Error Diary

On Friday I found a great website called error diary which I wanted to share on here because I really love the idea behind it. The aim of this website is to get people talking about the everyday errors that we all make so that we can start to think about errors in a new way,  instead of just beating ourselves up about them and not learning from them.  I also thought it might be of interest to those lucky people who are taking part in our research, other pharmacists and anyone interested in this area of research.

You can read all about the origins of error diary on the website, but from what I can gather it was created by some researchers at University College London – in particular, Dr Dominic Furniss. The website is supported by a grant from the EPSRC (the Engineering and Physical Sciences Research Council) – this same grant also supports a huge study called CHI+MED which is looking at human error in the context of healthcare professionals’ interactions with medical devices (e.g. medicine pumps).

I should point out here that the pharmacy world is clearly aware of the work that the CHI+MED research team are carrying out because Prof Harold Thimbleby one of the members of the CHI+MED management team was presenting at the Royal Pharmaceutical Society Medicines Safety Symposium today in London. I am hoping this means that he will have inspired lots more research into human error and pharmacy systems.

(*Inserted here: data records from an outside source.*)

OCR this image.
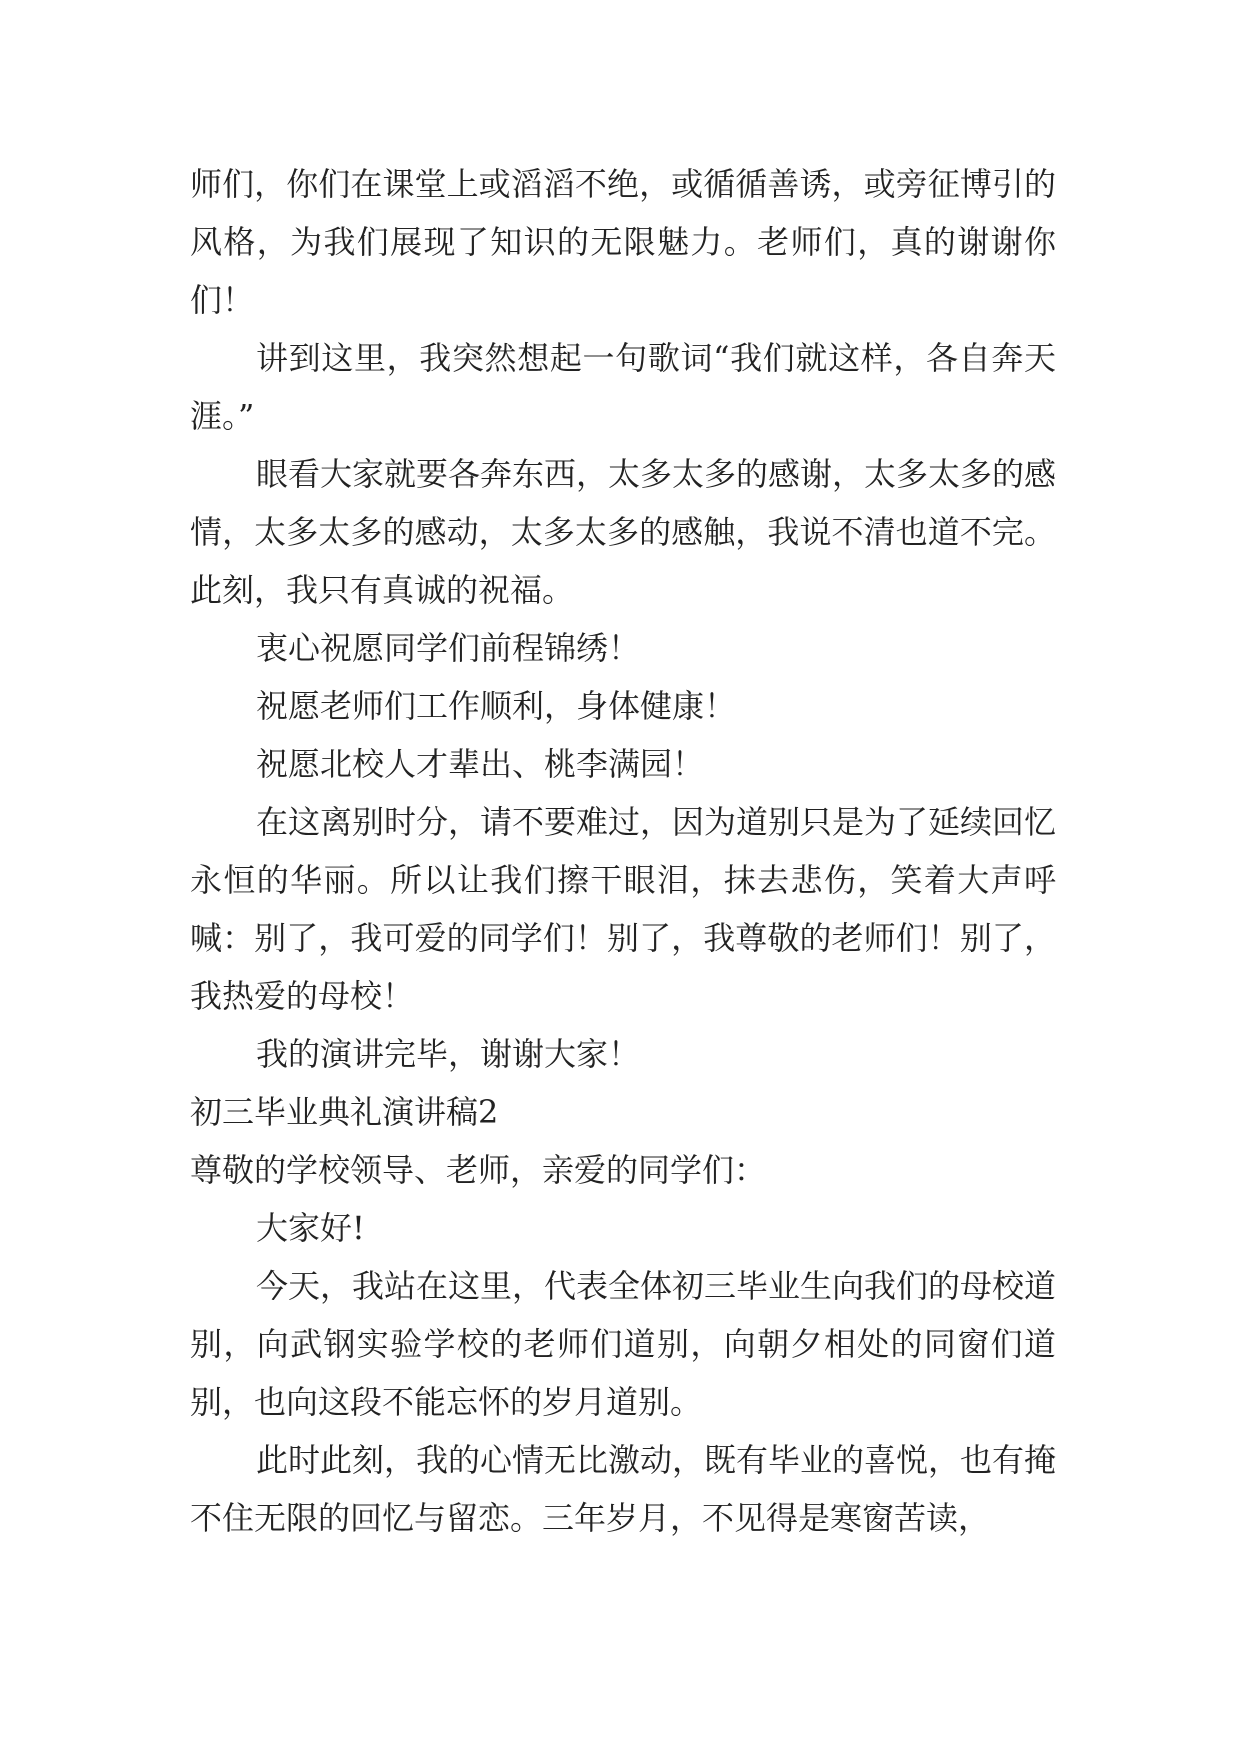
师们，你们在课堂上或滔滔不绝，或循循善诱，或旁征博引的风格，为我们展现了知识的无限魅力。老师们，真的谢谢你们！

讲到这里，我突然想起一句歌词“我们就这样，各自奔天涯。”

眼看大家就要各奔东西，太多太多的感谢，太多太多的感情，太多太多的感动，太多太多的感触，我说不清也道不完。此刻，我只有真诚的祝福。

衷心祝愿同学们前程锦绣！

祝愿老师们工作顺利，身体健康！

祝愿北校人才辈出、桃李满园！

在这离别时分，请不要难过，因为道别只是为了延续回忆永恒的华丽。所以让我们擦干眼泪，抹去悲伤，笑着大声呼喊：别了，我可爱的同学们！别了，我尊敬的老师们！别了，我热爱的母校！

我的演讲完毕，谢谢大家！

初三毕业典礼演讲稿2

尊敬的学校领导、老师，亲爱的同学们：

大家好!

今天，我站在这里，代表全体初三毕业生向我们的母校道别，向武钢实验学校的老师们道别，向朝夕相处的同窗们道别，也向这段不能忘怀的岁月道别。

此时此刻，我的心情无比激动，既有毕业的喜悦，也有掩不住无限的回忆与留恋。三年岁月，不见得是寒窗苦读，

Errordiary.org also has a page dedicated to resilience strategies. Those things we do to help us avoid making the same error time and time again. I have developed quite a few resilience strategies whilst running our experiments, to stop me forgetting to do or say  something. I have a script that I read from when I am briefing our participants (in fairness this is just best practice for anyone running experimental studies with human participants). I also have a post-it note with all the things I need to remember to do when running the study that sits on my computer desktop (on one of those electronic post-its that you can get on windows 7). It is very useful especially because I often run two participants at the same time which can open up lots of opportunities for errors to occur. One thing the errordiary website has inspired me to do is start noting down (with their permission) all the resilience strategies that my participants tell me about in their debrief. All those things they do on a day-to-day basis in their dispensary to avoid making an error – I am also going to write my own down as and when I notice them occurring.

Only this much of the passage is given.